Au terme de ce récit, plusieurs fils se nouent. Un syndrome neurologique rare mais grave. Un terrain d’achondroplasie qui en augmentait la probabilité. Quatre tentatives chirurgicales pour élargir un canal trop étroit. Une marche définitivement perdue depuis six mois. Une comédienne qui dit l’injustice puis commence à habiter autrement son quotidien. Un public invité à actualiser son regard sur une artiste qu’il croyait connaître.

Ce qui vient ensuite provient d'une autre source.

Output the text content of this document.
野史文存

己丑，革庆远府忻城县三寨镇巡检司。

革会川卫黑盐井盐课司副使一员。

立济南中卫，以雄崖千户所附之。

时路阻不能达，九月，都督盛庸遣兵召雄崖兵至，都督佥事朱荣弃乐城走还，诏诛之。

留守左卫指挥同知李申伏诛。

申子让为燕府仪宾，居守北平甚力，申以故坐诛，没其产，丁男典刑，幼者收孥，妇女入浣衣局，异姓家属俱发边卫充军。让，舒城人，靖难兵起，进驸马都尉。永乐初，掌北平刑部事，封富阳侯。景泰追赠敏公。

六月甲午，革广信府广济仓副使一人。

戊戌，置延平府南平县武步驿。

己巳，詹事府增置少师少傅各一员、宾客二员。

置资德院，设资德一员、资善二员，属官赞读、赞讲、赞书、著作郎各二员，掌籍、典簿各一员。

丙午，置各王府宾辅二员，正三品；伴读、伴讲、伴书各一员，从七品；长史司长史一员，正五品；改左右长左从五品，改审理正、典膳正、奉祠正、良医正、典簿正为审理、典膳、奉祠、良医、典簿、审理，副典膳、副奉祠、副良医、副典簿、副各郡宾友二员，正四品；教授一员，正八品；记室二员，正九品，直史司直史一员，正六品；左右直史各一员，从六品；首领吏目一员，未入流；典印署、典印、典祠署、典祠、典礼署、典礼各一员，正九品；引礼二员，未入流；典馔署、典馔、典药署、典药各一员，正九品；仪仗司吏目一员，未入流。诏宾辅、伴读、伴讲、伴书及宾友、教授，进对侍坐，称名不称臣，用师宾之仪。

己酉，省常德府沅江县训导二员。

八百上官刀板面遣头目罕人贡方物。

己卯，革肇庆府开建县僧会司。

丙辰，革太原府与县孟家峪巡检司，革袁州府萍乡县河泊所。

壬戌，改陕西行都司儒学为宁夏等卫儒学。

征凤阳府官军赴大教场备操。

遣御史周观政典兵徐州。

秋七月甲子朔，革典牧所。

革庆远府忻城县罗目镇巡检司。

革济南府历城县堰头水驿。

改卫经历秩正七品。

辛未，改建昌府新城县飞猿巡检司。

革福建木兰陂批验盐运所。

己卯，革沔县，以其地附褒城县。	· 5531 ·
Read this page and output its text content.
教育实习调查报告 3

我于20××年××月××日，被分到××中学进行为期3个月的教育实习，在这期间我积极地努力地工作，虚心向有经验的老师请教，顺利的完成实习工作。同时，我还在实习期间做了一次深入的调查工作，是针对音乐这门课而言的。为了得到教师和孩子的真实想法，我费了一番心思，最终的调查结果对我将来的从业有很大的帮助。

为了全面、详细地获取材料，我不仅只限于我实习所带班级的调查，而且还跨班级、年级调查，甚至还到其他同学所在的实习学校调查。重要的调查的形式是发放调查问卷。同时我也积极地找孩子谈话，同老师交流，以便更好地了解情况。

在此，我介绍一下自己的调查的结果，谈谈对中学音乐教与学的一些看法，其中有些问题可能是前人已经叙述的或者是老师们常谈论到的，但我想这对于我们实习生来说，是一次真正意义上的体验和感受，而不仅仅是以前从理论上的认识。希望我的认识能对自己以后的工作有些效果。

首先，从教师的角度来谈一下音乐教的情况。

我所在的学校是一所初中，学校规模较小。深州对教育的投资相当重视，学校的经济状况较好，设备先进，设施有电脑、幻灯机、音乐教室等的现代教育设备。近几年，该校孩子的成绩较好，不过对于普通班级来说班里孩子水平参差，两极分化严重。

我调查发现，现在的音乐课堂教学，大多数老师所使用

On peut aussi retenir une exigence plus large : prendre au sérieux les signaux du bas du dos lorsqu’ils s’accompagnent d’un déficit, d’une anesthésie périnéale ou d’un trouble sphinctérien. On peut retenir que rare ne signifie pas lointain. On peut retenir enfin que le handicap n’annule pas une biographie. Il la continue avec d’autres outils.

Mimie Mathy n’a pas choisi cette saison. Elle a choisi, en revanche, de ne pas la taire. Dans le silence habituel qui entoure encore trop de complications neurologiques, cette parole publique crée une brèche. Par cette brèche passent des questions utiles : comment vit-on quand le bloc n’a plus rien à proposer, comment honore-t-on un corps qui change, comment refuse-t-on que la différence, une fois de plus, soit traitée comme une diminution de soi.

Le fauteuil dans le salon de Vaison-la-Romaine n’est donc pas seulement l’accessoire d’une séquence télévisée. C’est le point d’arrivée provisoire d’une anatomie particulière, d’une carrière exposée et d’une volonté de rester visible. L’histoire ne se termine pas au moment où les jambes s’arrêtent. Elle change de vitesse. Elle demande au regard collectif de changer, lui aussi, de hauteur.